OK, I know we're all frustrated with the invertebrate congressional majority and its barely protoplasmic leadership, to say nothing of the fact that it seems to be hard for the putative front-runner among the presidential aspirants to take a firm position on, well, America. Personally, I think we should stand Harry Reid out in the garden to scare away the crows. But enough, please, with the Ron Paul bulls**t? The man is a kook. He is not guilty by association of being a kook because an entire exaltation of kooks follows him around. He is a kook because he's one of them, and he came to his kookhood through the same Martian theories of constitutionalism common to the guys who run around Michigan in camo, waving their AKs and waiting for the final battle with Kofi Annan's robot zombie army. I assure you there is nobody in this field who is more of a kook than Ron Paul -- not even on the GOP side, where the standards for such things are stretched almost to the breaking point this time around.

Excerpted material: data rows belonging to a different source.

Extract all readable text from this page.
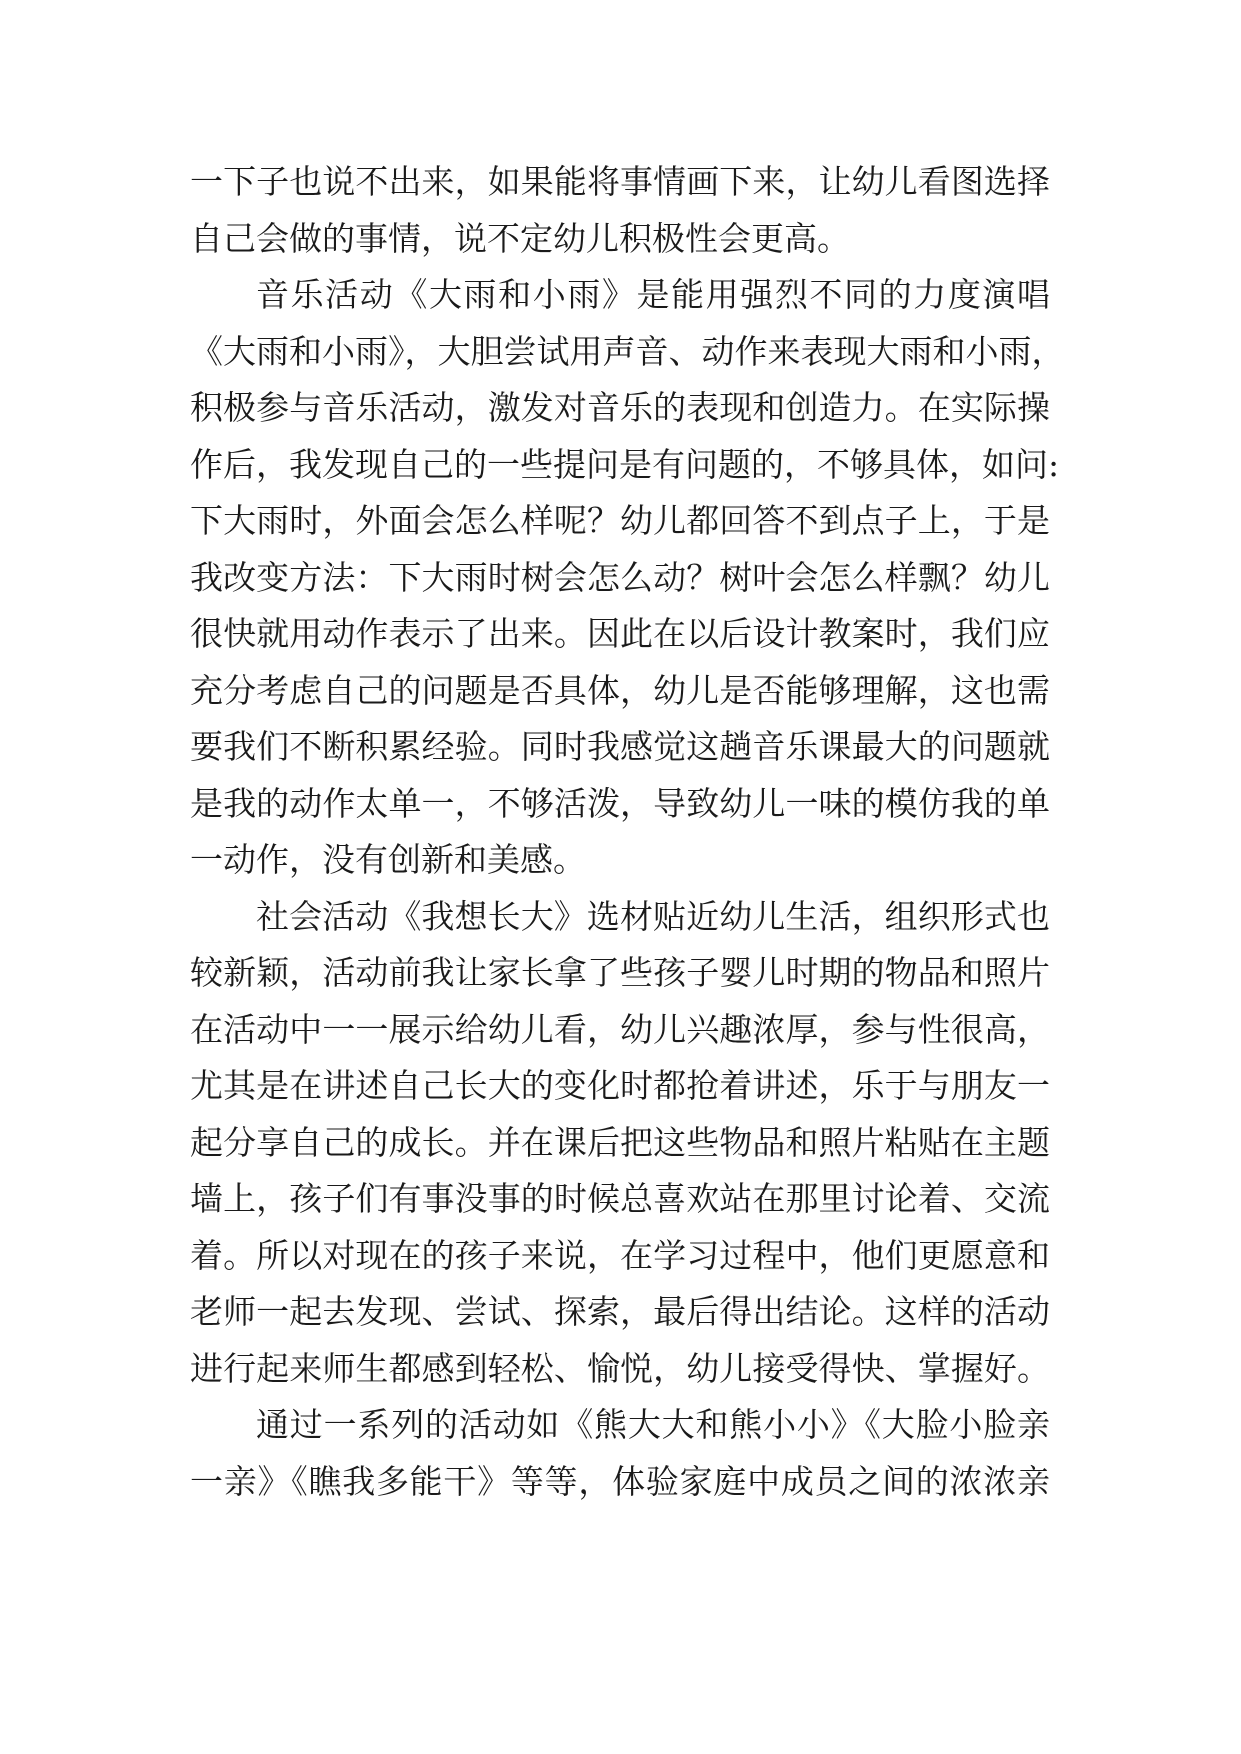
一下子也说不出来，如果能将事情画下来，让幼儿看图选择
自己会做的事情，说不定幼儿积极性会更高。
音乐活动《大雨和小雨》是能用强烈不同的力度演唱
《大雨和小雨》，大胆尝试用声音、动作来表现大雨和小雨，
积极参与音乐活动，激发对音乐的表现和创造力。在实际操
作后，我发现自己的一些提问是有问题的，不够具体，如问:
下大雨时，外面会怎么样呢？幼儿都回答不到点子上，于是
我改变方法：下大雨时树会怎么动？树叶会怎么样飘？幼儿
很快就用动作表示了出来。因此在以后设计教案时，我们应
充分考虑自己的问题是否具体，幼儿是否能够理解，这也需
要我们不断积累经验。同时我感觉这趟音乐课最大的问题就
是我的动作太单一，不够活泼，导致幼儿一味的模仿我的单
一动作，没有创新和美感。
社会活动《我想长大》选材贴近幼儿生活，组织形式也
较新颖，活动前我让家长拿了些孩子婴儿时期的物品和照片
在活动中一一展示给幼儿看，幼儿兴趣浓厚，参与性很高，
尤其是在讲述自己长大的变化时都抢着讲述，乐于与朋友一
起分享自己的成长。并在课后把这些物品和照片粘贴在主题
墙上，孩子们有事没事的时候总喜欢站在那里讨论着、交流
着。所以对现在的孩子来说，在学习过程中，他们更愿意和
老师一起去发现、尝试、探索，最后得出结论。这样的活动
进行起来师生都感到轻松、愉悦，幼儿接受得快、掌握好。
通过一系列的活动如《熊大大和熊小小》《大脸小脸亲
一亲》《瞧我多能干》等等，体验家庭中成员之间的浓浓亲
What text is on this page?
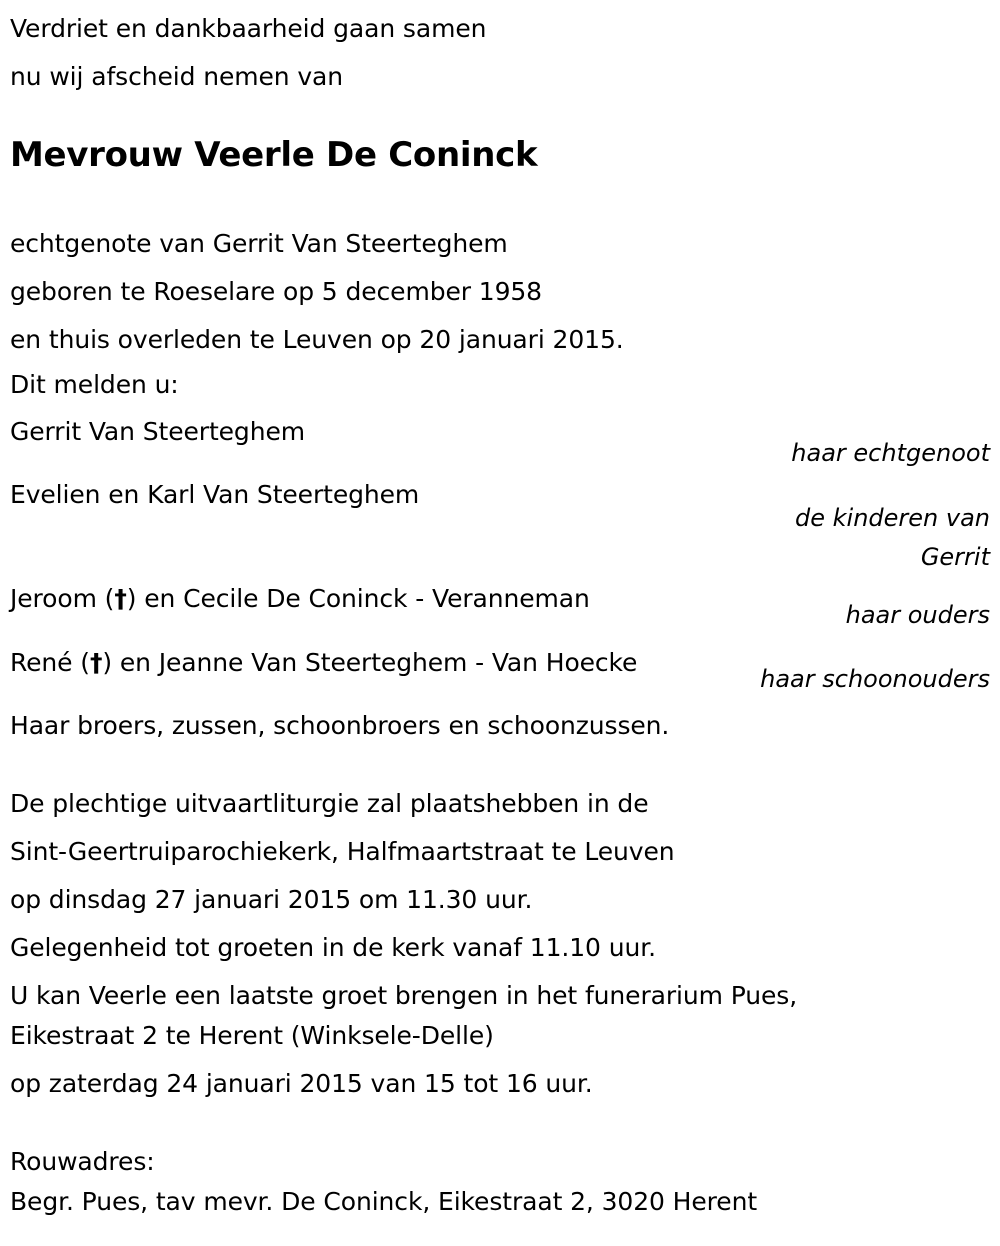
Verdriet en dankbaarheid gaan samen
nu wij afscheid nemen van
Mevrouw Veerle De Coninck
echtgenote van Gerrit Van Steerteghem
geboren te Roeselare op 5 december 1958
en thuis overleden te Leuven op 20 januari 2015.
Dit melden u:
Gerrit Van Steerteghem
haar echtgenoot
Evelien en Karl Van Steerteghem
de kinderen van
Gerrit
Jeroom (†) en Cecile De Coninck - Veranneman
haar ouders
René (†) en Jeanne Van Steerteghem - Van Hoecke
haar schoonouders
Haar broers, zussen, schoonbroers en schoonzussen.
De plechtige uitvaartliturgie zal plaatshebben in de
Sint-Geertruiparochiekerk, Halfmaartstraat te Leuven
op dinsdag 27 januari 2015 om 11.30 uur.
Gelegenheid tot groeten in de kerk vanaf 11.10 uur.
U kan Veerle een laatste groet brengen in het funerarium Pues,
Eikestraat 2 te Herent (Winksele-Delle)
op zaterdag 24 januari 2015 van 15 tot 16 uur.
Rouwadres:
Begr. Pues, tav mevr. De Coninck, Eikestraat 2, 3020 Herent
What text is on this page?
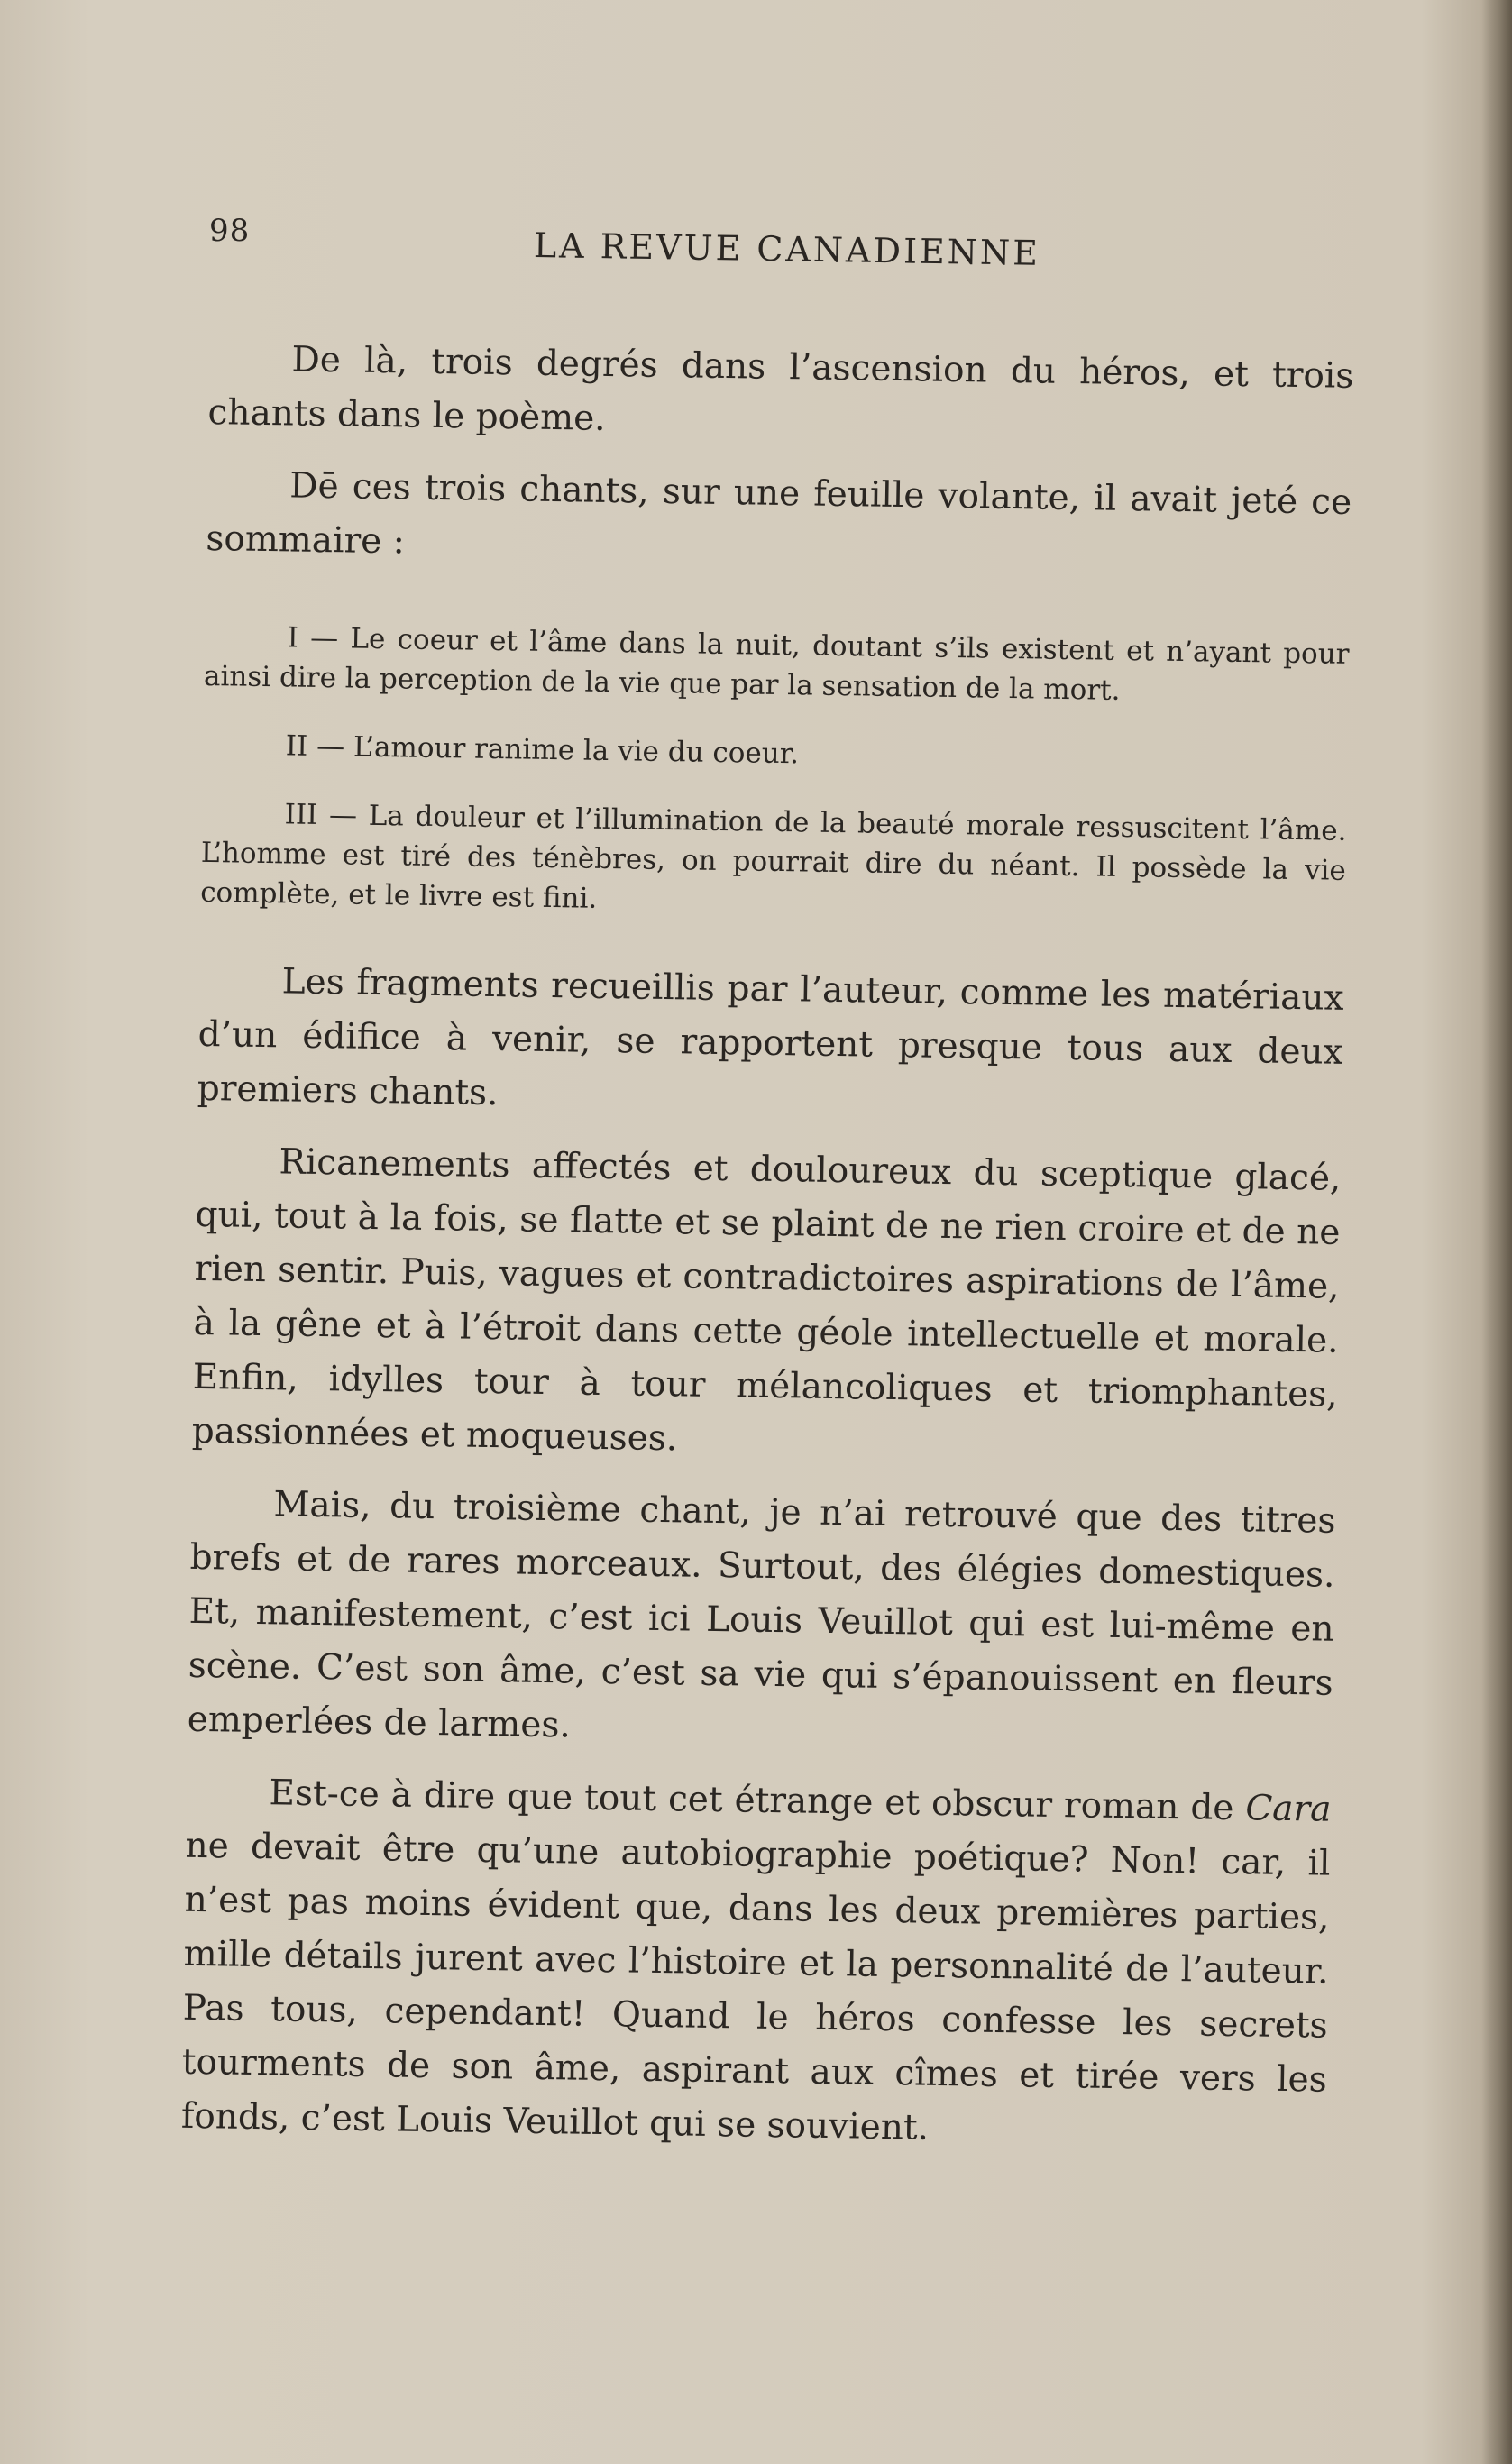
98	LA REVUE CANADIENNE

De là, trois degrés dans l’ascension du héros, et trois chants dans le poème.

Dē ces trois chants, sur une feuille volante, il avait jeté ce sommaire :

I — Le coeur et l’âme dans la nuit, doutant s’ils existent et n’ayant pour ainsi dire la perception de la vie que par la sensation de la mort.

II — L’amour ranime la vie du coeur.

III — La douleur et l’illumination de la beauté morale ressuscitent l’âme. L’homme est tiré des ténèbres, on pourrait dire du néant. Il possède la vie complète, et le livre est fini.

Les fragments recueillis par l’auteur, comme les matériaux d’un édifice à venir, se rapportent presque tous aux deux premiers chants.

Ricanements affectés et douloureux du sceptique glacé, qui, tout à la fois, se flatte et se plaint de ne rien croire et de ne rien sentir. Puis, vagues et contradictoires aspirations de l’âme, à la gêne et à l’étroit dans cette géole intellectuelle et morale. Enfin, idylles tour à tour mélancoliques et triomphantes, passionnées et moqueuses.

Mais, du troisième chant, je n’ai retrouvé que des titres brefs et de rares morceaux. Surtout, des élégies domestiques. Et, manifestement, c’est ici Louis Veuillot qui est lui-même en scène. C’est son âme, c’est sa vie qui s’épanouissent en fleurs emperlées de larmes.

Est-ce à dire que tout cet étrange et obscur roman de Cara ne devait être qu’une autobiographie poétique? Non! car, il n’est pas moins évident que, dans les deux premières parties, mille détails jurent avec l’histoire et la personnalité de l’auteur. Pas tous, cependant! Quand le héros confesse les secrets tourments de son âme, aspirant aux cîmes et tirée vers les fonds, c’est Louis Veuillot qui se souvient.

I don't care if he's opposed to the war. I don't care if he raises $100 million online. He's not paradigmatic of anything except the traditional retrograde libertarian American crackpottery that should have died with Robert Welch. The redoubtable Dave Neiwert, who's forgotten more about the flow patterns of these foul backwaters than I'll ever know, has all the details here. Send your money to Dennis Kucinich, for pity's sake, if you're that honked off. The shiny-keys fascination in the blogosphere with a 21st Century Bircher bespeaks a certain immaturity, and we've had quite enough of that, thanks.
P.S.: I noted on Olbermann's show last night that Tom Brokaw, the acclaimed historian who is credited with discovering World War II, has a new book out about that underanalyzed period in American history we like to call "The Sixties." Contributing to the project apparently are such noted avatars of the Age of Aquarius as Newt Gingrich and Karl Rove, as well as Tim Russert, who apparently relates his experience at Woodstock where he and some other yobs from Buffalo arrived in the mistaken belief that the Bills were playing that weekend. There is not enough brown acid in the world to make me care about this.
Dear Mr. Alterman,
So one-quarter of America's homeless population are veterans. WOW. I can't think of a more shameful display of gratitude.
At the risk of sounding redundantly un-American, I have to wonder if the trillions of tax dollars which have been spent igniting and then trying to moderate a foreign civil war would have been better spent on America's neglected demographics - e.g. the homeless, the working poor, etc.
My own experience as a college student visiting the American Cemetery was equally as moving as this young man's. It is literally impossible to appreciate the magnitude of death and sacrifice represented by these young men's graves but an inkling is enough.
Perhaps we should remember as well the wives, children, parents, children and best friends who also experience very real sacrifices each time a soldier is lost.